P. -- Trabalhou com grandes cantores wagnerianos, Kristian Flagstad, Brigit Nilson, Hans Hotter ou Wolfgang Windgassen -- vozes para as quais hoje não há paralelo -- e, entretanto, empenha-se a fazer uma gravação como uma cantora jovem como Angela Gheorghiu. Qual é a sua apreciação na evolução da direcção musical, tanto mais tendo a imagem pública de ser «o grande veterano»?
R. -- Honestamente, não penso que haja um declínio. Quando comecei, ouvi muitas vezes Toscanini, Furtwängler ou Bruno Walter. E, nessa altura, o que se dizia? «Ah! deviam ter ouvido Mahler ou Nikisch!». Depois, houve Karajan, Bernstein e eu próprio (que, felizmente, ainda estou vivo) e devem ter dito: «Ah! se tivessem ouvido Toscanini ou Furtwängler!». Mas hoje há tantos jovens talentos, mais que alguma vez antes. Quando eu morrer, vão dizer que eu é que era o grande! Ainda bem se o disserem [ri] mas, absolutamente, não é verdade.
Não gosto de ser catalogado
P. -- Mas, independentemente de uma ideia de declínio, acha que há uma evolução?
R. -- A tendência é para ser muito mais sóbrio. Não estou agora a falar de mim, mas provavelmente nunca depois de Toscanini a precisão foi tão importante como hoje.
P. -- Mas até Toscanini é um bom exemplo, não só porque o maestro foi assistente dele como também hoje podemos comparar as gravações de «La Traviata» feitas por um e outro. Sem entrar em detalhes, mas apenas numa base factual, há cortes e acrescentos de notas que ele permitiu e o maestro não.
R. -- Acredito firmemente que a partitura é um manuscrito sagrado. Não sou tão estúpido que me pense melhor que o compositor. Não! No tempo de Toscanini, ainda havia essa diferença entre dirigir e interpretar, interpretar como se fosse um compositor. No caso de «La Traviata», ele fez alguns cortes. Porquê não sei, nunca tive a oportunidade de o discutir com ele. Ele conheceu Verdi e provavelmente diria que esses eram os cortes que Verdi queria [ri]. Mesmo que isso fosse verdade, eu não me importava. Não há um único momento na «Traviata» que eu ache demasiado longo. O mesmo se passa com «Otello». Se se acha que uma ópera tem momentos dispensáveis, o melhor é não a dirigir.

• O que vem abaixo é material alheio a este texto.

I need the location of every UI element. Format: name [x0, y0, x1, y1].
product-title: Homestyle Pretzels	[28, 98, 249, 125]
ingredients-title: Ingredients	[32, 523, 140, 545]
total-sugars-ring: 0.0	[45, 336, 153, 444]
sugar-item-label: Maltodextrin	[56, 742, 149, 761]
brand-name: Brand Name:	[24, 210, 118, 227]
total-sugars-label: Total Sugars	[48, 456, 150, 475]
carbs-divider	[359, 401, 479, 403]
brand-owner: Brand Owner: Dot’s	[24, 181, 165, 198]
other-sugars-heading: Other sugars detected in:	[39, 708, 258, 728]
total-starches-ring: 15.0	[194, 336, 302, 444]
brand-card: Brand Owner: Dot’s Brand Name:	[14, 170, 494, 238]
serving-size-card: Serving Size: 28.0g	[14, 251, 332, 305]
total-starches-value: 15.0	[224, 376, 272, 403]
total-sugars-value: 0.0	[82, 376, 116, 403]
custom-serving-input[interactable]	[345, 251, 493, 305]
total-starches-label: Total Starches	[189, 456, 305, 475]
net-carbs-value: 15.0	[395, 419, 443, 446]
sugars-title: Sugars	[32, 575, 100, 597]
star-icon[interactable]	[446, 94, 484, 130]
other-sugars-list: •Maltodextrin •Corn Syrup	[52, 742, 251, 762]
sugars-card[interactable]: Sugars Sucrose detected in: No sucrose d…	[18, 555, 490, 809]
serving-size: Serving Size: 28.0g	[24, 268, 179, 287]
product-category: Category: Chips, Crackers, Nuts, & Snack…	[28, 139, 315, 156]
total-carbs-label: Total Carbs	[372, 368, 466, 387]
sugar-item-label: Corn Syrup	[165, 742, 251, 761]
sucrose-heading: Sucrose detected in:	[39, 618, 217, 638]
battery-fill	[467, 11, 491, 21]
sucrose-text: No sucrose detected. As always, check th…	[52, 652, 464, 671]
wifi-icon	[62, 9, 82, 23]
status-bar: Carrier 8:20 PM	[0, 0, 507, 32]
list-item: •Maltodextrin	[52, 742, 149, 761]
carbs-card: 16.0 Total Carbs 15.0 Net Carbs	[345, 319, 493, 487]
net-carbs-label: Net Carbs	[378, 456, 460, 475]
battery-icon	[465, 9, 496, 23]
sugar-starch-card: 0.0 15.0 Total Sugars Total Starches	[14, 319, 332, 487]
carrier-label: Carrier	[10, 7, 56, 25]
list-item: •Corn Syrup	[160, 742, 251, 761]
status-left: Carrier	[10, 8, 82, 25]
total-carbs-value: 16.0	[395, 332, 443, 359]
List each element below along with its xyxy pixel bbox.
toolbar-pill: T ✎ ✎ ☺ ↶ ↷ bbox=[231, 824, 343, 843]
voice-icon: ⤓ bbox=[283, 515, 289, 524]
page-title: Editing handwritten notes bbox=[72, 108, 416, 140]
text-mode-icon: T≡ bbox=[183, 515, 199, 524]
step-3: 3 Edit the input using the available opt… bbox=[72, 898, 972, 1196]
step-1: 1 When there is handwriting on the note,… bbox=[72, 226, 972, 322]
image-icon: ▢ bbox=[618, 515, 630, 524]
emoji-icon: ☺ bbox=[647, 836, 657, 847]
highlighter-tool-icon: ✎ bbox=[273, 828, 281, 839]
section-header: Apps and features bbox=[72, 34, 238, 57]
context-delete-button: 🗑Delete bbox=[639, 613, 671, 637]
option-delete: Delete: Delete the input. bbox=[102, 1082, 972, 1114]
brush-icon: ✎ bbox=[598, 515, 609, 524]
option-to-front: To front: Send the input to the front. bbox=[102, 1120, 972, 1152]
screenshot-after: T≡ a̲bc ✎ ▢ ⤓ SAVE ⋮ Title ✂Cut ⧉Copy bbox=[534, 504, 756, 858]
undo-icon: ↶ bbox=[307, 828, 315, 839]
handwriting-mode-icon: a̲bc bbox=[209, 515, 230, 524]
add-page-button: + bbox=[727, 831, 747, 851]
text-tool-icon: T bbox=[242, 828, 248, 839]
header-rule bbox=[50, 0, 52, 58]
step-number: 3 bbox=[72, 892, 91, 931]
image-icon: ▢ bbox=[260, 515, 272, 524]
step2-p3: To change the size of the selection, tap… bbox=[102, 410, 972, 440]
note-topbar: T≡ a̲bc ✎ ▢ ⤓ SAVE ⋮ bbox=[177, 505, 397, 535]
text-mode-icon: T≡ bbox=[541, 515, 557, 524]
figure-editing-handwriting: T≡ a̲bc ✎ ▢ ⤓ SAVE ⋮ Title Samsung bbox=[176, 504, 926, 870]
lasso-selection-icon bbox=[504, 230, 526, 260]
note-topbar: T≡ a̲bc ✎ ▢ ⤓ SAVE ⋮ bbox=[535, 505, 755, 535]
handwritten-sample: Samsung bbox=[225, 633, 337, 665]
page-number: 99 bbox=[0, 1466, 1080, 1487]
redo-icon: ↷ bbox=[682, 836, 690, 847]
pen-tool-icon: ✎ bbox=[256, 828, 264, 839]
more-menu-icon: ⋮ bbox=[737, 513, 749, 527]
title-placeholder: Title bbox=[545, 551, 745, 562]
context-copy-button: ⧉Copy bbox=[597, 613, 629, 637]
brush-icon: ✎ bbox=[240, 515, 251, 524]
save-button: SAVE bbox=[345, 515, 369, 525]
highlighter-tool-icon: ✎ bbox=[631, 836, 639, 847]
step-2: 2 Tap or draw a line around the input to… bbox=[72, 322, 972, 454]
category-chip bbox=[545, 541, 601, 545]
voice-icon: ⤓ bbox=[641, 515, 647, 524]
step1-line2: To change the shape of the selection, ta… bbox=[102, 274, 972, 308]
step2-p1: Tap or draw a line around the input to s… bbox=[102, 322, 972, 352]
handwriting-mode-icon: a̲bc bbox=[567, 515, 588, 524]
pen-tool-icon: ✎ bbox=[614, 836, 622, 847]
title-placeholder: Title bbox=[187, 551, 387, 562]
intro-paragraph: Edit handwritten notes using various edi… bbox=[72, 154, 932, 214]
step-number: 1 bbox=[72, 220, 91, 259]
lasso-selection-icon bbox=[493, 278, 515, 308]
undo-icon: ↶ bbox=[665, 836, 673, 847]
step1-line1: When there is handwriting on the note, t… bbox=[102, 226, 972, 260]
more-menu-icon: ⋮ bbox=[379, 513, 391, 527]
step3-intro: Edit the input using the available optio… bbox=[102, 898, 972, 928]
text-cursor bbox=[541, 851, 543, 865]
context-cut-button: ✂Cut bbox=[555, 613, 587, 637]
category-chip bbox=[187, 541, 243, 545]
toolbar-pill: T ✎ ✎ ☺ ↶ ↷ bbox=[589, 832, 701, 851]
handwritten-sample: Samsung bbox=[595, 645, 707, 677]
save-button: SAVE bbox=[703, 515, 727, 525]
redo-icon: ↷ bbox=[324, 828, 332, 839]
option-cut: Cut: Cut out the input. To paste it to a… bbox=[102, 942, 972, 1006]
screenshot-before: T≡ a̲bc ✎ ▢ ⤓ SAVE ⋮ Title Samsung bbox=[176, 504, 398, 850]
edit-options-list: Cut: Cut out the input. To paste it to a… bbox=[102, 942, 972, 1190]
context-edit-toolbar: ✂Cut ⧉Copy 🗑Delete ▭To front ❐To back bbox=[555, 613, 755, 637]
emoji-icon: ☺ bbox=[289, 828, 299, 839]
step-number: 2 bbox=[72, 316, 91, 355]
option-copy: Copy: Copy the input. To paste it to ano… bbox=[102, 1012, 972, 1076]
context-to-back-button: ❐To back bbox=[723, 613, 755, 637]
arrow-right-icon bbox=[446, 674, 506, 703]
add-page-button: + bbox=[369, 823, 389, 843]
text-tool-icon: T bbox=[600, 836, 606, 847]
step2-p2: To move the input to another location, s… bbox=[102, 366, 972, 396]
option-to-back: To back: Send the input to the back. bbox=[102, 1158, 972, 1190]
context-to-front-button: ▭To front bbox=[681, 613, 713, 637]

Mas Toscanini era um intérprete tão escrupuloso! O curioso é que, à medida que ia ficando mais velho, as suas interpretações foram sendo mais rápidas -- enquanto as de Furtwängler se tornavam mais lentas. São dois modos de ir mudando com a idade.
P. -- E o maestro?
R. -- Acho que agora dirijo mais rapidamente.
P. -- Mas não na «Traviata».
R. -- Porque segui escrupulosamente as indicações metronómicas de Verdi.
P. -- Até pelo que disse da sua própria evolução, o que responde se se lhe disser que, habituados em si a uma tendência mais «épica» de interpretação, mais surpreendidos ficamos com uma direcção tão «intimista» da «Traviata»?
R. -- Acho que quanto mais vezes ouvir o disco mais fica «íntimo» dele! Mais a sério: não gosto de ser catalogado, as interpretações dependem das partituras.